Waiting for the Water Migration

By Beacon Staff

In Montana, as the weather warms, it is our unspoken obligation to visit water. We sit on lakeshores, jump off bridges into deep river pools, throw funny little things with hooks at fish, hop in our favorite watercraft and, of course, dive right in. Obviously, rivers in the area aren’t suitable for swimming until levels drop, but when they do, we’ll be there. For now, all I can do is stand on the banks and stare at the muddy waters with a deep sense of longing for clarity – without clearer water, there is no fishing.

I am genuinely and completely enamored with water. I’ll stare at it until my eyes hurt. But despite this love, I’m not much of a swimmer. I’m fully capable, just not enthusiastic, even though I’ve always been surrounded by swimmers. My mom excels at it, my dad thinks he does and a few of my friends are ex-competitive swimmers with the slightest trace of gills forming under their jaws. One of my friends was a top-ranked diver in Florida in high school, so when he completes a jump off of a bridge or cliff, it looks graceful. When I jump, it looks painful, which is usually an apt reflection of how it feels. If he is a swan, I am a ruffled merganser. If he is a rainbow trout, I am a catfish.

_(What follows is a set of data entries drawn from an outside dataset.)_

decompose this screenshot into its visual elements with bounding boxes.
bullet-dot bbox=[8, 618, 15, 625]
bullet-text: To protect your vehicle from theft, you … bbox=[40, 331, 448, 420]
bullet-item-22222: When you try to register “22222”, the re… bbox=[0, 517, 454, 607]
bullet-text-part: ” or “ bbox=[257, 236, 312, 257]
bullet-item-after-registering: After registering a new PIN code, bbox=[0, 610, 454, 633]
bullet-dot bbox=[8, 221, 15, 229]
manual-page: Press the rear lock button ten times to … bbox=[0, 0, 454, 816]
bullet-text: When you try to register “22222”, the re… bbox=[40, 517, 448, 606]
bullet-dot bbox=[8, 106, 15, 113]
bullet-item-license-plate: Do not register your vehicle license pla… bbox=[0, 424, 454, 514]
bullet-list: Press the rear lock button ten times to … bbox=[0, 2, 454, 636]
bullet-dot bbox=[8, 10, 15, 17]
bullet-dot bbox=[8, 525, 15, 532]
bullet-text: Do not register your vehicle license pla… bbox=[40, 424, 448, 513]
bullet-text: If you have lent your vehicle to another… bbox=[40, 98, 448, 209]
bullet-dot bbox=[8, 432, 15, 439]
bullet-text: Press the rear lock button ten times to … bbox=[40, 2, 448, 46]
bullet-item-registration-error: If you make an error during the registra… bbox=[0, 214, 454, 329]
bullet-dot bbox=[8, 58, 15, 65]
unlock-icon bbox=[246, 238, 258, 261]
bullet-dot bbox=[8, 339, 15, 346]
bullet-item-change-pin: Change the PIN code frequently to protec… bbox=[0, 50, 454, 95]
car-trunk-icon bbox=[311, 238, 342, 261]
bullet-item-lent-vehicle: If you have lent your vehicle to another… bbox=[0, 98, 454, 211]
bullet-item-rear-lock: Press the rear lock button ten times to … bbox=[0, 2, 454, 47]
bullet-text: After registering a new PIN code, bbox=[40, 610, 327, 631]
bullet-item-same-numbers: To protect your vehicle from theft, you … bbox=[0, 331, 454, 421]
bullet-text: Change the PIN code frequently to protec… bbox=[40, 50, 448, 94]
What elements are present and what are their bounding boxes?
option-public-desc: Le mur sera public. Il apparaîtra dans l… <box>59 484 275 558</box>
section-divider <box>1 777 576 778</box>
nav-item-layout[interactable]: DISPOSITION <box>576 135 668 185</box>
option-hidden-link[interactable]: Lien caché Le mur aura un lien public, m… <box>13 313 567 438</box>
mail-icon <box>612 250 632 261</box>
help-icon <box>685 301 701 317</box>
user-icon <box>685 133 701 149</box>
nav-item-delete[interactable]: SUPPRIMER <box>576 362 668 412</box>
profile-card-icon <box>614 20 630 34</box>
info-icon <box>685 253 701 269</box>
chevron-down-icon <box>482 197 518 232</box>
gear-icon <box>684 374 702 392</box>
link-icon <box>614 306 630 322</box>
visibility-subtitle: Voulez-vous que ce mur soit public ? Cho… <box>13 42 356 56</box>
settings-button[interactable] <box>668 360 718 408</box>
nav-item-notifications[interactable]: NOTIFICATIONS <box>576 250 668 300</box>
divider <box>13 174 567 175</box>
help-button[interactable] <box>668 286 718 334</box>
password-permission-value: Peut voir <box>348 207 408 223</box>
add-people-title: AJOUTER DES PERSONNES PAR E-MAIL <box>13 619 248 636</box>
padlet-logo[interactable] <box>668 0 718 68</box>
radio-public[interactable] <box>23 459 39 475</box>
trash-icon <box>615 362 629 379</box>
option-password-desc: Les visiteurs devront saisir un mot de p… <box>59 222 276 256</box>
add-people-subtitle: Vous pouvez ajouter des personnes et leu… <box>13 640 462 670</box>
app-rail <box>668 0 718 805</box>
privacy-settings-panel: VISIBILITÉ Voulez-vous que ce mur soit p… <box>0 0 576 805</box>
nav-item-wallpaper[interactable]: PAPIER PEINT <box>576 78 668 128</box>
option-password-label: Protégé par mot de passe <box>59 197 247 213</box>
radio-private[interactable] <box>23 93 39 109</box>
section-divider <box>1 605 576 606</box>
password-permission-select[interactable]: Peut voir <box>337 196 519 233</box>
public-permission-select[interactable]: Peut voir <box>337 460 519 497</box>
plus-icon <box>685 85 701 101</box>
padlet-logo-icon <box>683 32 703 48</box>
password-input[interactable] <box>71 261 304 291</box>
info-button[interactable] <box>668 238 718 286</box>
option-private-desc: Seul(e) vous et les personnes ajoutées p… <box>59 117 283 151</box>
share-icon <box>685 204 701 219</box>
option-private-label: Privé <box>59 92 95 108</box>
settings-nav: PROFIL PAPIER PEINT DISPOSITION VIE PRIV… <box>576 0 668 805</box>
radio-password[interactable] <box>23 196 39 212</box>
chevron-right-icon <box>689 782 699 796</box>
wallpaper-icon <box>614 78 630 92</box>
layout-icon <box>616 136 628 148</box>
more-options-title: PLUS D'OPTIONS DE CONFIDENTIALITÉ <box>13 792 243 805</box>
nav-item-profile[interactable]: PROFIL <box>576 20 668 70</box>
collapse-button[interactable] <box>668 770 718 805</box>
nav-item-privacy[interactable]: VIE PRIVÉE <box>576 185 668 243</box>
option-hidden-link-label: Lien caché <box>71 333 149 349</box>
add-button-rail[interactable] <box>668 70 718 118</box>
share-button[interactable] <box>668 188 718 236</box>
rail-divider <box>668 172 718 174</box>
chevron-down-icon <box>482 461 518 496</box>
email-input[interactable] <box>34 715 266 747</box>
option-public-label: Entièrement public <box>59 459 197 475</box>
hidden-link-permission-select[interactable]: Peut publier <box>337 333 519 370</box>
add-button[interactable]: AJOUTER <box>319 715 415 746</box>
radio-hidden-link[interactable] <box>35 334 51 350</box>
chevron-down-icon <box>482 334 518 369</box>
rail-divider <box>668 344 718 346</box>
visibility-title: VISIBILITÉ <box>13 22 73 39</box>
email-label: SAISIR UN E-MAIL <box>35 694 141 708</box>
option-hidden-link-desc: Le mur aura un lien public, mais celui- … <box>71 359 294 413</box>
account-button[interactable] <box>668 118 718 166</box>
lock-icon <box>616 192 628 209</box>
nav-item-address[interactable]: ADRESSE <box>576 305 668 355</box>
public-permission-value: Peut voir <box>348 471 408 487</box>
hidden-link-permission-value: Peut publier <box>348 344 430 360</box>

I prefer a watercraft to do the swimming for me. I’m fine with paddling, as long as the craft keeps me afloat: kayaking, canoeing, rafting, inner tubing – you name it, I like it. Cruising along the surface can be an ultimate leisure activity or a white-knuckle adventure ride, but more often than not, for me, it’s a way to get around when I’m fly-fishing, which is my preferred water activity.

Having been around rivers my whole life, I know of no other water-born hobby, pastime or obsession that forces one to so closely analyze and understand water: the cadence of riffles, the size and shape of rocks under the surface, the type of vegetation, the temperature, the clarity, the bugs and their entire life cycles unfolding in front of you, and every other detail capable of being observed with the human eye. Some details are only heard or felt. Each time I fish, it reinforces my love of water.

But no matter what your preferred water activity is, if you’re like me you’re getting giddy with each day of summer-like weather. The lakes are looking more enticing by the day and eventually the rivers will drop and clear, though that timeline is unclear. Even now, however, we see people visiting rivers, lining up on the banks and marveling at the heavy waters. Even now, as summer teases us, we are drawn to water.